When I shared the news about our potential puppy with my family, there was no hesitation from my kids - "Let's go see her!" they cried. My husband hesitated, "Another dog?" Then he peered at the photo of her flashed on my screen: "She's awfully cute."
The rest, as they say, will fade into history. After some handling to ensure Khaleesi, renamed Mojo, would not growl over bones and would be comfortable with routine handling and kids' play, we signed all the necessary papers, handed off a donation check and went on our way. You can follow Mojo's story on my Facebook page.

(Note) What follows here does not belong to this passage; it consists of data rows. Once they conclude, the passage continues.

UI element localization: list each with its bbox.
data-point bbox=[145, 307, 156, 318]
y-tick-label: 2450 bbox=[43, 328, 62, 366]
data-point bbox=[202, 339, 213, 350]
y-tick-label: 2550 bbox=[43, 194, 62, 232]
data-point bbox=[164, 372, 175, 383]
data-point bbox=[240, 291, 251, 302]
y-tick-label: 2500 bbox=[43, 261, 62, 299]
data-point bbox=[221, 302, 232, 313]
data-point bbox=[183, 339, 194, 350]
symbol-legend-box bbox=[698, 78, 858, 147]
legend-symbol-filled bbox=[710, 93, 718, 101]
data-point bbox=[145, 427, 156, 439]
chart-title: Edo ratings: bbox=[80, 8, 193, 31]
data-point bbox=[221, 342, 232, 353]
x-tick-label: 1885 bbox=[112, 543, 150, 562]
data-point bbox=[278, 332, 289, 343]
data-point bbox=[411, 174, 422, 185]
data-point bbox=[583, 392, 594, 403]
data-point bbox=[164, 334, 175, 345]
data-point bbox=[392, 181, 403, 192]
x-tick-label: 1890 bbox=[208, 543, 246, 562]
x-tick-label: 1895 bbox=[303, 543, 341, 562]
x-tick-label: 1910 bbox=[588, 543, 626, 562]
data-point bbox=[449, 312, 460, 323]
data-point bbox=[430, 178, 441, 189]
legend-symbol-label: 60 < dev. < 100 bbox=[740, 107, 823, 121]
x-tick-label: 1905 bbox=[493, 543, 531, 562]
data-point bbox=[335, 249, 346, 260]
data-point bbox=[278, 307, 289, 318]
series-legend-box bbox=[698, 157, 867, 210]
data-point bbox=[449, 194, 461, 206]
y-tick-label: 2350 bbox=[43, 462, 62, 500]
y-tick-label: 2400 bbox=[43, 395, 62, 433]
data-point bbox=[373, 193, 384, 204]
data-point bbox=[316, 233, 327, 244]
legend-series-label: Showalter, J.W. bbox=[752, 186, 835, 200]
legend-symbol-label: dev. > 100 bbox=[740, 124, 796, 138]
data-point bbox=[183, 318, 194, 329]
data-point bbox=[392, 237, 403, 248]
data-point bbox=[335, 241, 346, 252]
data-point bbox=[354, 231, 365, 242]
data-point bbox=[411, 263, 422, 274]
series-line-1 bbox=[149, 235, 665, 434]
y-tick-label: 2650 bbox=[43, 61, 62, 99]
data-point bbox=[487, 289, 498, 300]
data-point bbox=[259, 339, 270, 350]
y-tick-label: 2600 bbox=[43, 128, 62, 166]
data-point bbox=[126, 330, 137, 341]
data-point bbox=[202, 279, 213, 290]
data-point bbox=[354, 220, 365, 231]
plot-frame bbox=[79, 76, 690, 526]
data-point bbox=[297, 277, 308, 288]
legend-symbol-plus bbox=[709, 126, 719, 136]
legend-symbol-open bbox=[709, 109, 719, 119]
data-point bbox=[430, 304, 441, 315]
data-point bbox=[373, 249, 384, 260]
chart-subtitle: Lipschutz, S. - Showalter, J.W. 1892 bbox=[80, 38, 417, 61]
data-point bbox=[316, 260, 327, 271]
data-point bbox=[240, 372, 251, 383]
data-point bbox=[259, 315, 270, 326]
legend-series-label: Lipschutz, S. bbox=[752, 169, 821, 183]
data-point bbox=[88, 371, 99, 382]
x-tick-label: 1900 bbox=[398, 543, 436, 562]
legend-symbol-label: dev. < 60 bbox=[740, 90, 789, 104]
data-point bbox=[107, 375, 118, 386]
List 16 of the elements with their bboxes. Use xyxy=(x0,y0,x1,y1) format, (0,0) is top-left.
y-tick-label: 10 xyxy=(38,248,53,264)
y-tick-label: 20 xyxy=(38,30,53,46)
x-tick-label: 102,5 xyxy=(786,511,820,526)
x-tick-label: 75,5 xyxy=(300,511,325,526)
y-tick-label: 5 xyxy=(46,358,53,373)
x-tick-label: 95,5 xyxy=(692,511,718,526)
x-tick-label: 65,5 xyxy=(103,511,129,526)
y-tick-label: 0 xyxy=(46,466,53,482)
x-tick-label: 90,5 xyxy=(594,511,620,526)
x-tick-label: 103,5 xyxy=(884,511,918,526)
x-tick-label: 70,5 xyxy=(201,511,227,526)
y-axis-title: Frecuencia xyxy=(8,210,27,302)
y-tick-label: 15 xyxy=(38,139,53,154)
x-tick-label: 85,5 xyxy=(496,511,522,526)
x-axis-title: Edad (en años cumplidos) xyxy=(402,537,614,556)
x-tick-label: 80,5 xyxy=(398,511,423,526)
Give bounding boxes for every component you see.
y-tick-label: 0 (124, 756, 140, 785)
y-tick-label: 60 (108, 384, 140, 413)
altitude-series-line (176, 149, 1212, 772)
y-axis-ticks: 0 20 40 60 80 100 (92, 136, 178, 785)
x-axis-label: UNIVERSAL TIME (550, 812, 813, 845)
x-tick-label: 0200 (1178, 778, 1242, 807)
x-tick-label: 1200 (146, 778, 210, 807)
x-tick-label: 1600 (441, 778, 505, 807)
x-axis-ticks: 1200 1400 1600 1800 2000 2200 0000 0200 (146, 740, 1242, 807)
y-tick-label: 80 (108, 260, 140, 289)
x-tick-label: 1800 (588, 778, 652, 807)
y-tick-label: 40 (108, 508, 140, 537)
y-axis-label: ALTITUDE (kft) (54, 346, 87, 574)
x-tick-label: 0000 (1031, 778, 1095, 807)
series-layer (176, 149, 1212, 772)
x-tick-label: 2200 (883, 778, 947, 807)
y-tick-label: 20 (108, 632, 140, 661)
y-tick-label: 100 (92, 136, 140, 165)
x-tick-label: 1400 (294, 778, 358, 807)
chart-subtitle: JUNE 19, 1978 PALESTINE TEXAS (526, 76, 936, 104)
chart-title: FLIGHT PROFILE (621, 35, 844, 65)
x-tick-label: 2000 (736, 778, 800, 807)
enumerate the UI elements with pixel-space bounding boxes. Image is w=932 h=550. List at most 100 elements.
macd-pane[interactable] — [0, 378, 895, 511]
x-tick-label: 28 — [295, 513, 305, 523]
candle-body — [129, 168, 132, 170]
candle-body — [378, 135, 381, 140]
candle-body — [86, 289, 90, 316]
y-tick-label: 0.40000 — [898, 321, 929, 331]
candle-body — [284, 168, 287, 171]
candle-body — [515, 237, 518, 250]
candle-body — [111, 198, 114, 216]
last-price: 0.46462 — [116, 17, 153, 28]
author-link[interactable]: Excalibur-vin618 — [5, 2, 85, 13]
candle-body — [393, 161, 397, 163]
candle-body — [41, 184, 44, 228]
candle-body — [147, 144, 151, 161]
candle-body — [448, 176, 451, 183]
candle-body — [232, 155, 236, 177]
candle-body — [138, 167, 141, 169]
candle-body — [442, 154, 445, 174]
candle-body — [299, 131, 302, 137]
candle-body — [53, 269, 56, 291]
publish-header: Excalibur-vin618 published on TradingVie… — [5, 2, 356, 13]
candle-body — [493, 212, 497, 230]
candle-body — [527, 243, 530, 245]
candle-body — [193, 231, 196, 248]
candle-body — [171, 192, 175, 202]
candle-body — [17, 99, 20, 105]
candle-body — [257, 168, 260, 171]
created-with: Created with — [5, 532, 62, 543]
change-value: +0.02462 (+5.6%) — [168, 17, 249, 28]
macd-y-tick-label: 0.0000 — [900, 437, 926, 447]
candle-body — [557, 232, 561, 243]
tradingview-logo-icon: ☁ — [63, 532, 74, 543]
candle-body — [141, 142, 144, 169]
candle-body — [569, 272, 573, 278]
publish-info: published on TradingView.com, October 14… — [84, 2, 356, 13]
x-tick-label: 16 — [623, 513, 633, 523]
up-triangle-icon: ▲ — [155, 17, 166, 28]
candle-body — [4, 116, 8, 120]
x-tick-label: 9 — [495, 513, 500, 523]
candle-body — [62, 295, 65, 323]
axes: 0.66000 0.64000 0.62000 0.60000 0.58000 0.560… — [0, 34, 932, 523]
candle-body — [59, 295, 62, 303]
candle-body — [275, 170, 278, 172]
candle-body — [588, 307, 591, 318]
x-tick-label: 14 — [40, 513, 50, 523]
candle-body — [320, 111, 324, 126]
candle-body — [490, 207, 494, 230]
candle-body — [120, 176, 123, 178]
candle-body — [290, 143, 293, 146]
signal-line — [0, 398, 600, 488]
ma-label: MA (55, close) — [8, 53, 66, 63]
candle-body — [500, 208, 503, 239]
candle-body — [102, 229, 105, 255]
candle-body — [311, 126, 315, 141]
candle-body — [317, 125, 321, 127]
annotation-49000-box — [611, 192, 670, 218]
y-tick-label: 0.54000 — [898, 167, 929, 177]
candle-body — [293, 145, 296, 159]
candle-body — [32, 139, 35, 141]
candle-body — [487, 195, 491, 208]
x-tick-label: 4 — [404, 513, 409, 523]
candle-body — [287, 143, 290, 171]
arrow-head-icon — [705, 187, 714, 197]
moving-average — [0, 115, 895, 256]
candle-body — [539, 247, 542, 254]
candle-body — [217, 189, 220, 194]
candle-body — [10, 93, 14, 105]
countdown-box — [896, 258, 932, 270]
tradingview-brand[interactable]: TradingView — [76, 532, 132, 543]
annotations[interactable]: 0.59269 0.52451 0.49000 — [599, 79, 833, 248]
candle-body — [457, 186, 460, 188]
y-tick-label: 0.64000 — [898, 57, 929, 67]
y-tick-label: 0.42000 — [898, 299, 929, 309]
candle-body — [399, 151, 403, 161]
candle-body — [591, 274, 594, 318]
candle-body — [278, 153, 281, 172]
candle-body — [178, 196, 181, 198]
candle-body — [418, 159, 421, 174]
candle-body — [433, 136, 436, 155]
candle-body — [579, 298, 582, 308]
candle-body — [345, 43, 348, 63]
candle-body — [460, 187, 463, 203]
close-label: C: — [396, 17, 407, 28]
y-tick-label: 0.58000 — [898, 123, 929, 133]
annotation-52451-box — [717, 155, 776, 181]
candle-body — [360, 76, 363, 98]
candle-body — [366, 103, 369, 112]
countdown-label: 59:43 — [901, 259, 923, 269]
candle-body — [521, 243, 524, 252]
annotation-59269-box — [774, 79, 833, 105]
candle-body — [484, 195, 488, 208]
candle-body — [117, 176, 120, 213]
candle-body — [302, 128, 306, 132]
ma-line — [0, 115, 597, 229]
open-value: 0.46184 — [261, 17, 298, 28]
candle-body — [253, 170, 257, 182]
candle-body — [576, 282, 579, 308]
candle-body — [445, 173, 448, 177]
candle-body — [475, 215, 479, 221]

If you'd like to bring a little bully-love into your life, search for a reputable breeder or rescue organization that performs temperament tests and teaches their dogs a few manners before placing them. Once you bring your dog home, socialize and train your dog/puppy with children and other animals.
Meanwhile, get the word out. Stereotyping anything--breed or race--isn't fair. It's the people who mindfully exploit these otherwise sweet-natured and fiercely devoted dogs who need to be shamed. As Larry Hill, a Southern California bull breed advocate and trainer states: "This animal is not a detriment to society; Society is a detriment to this animal."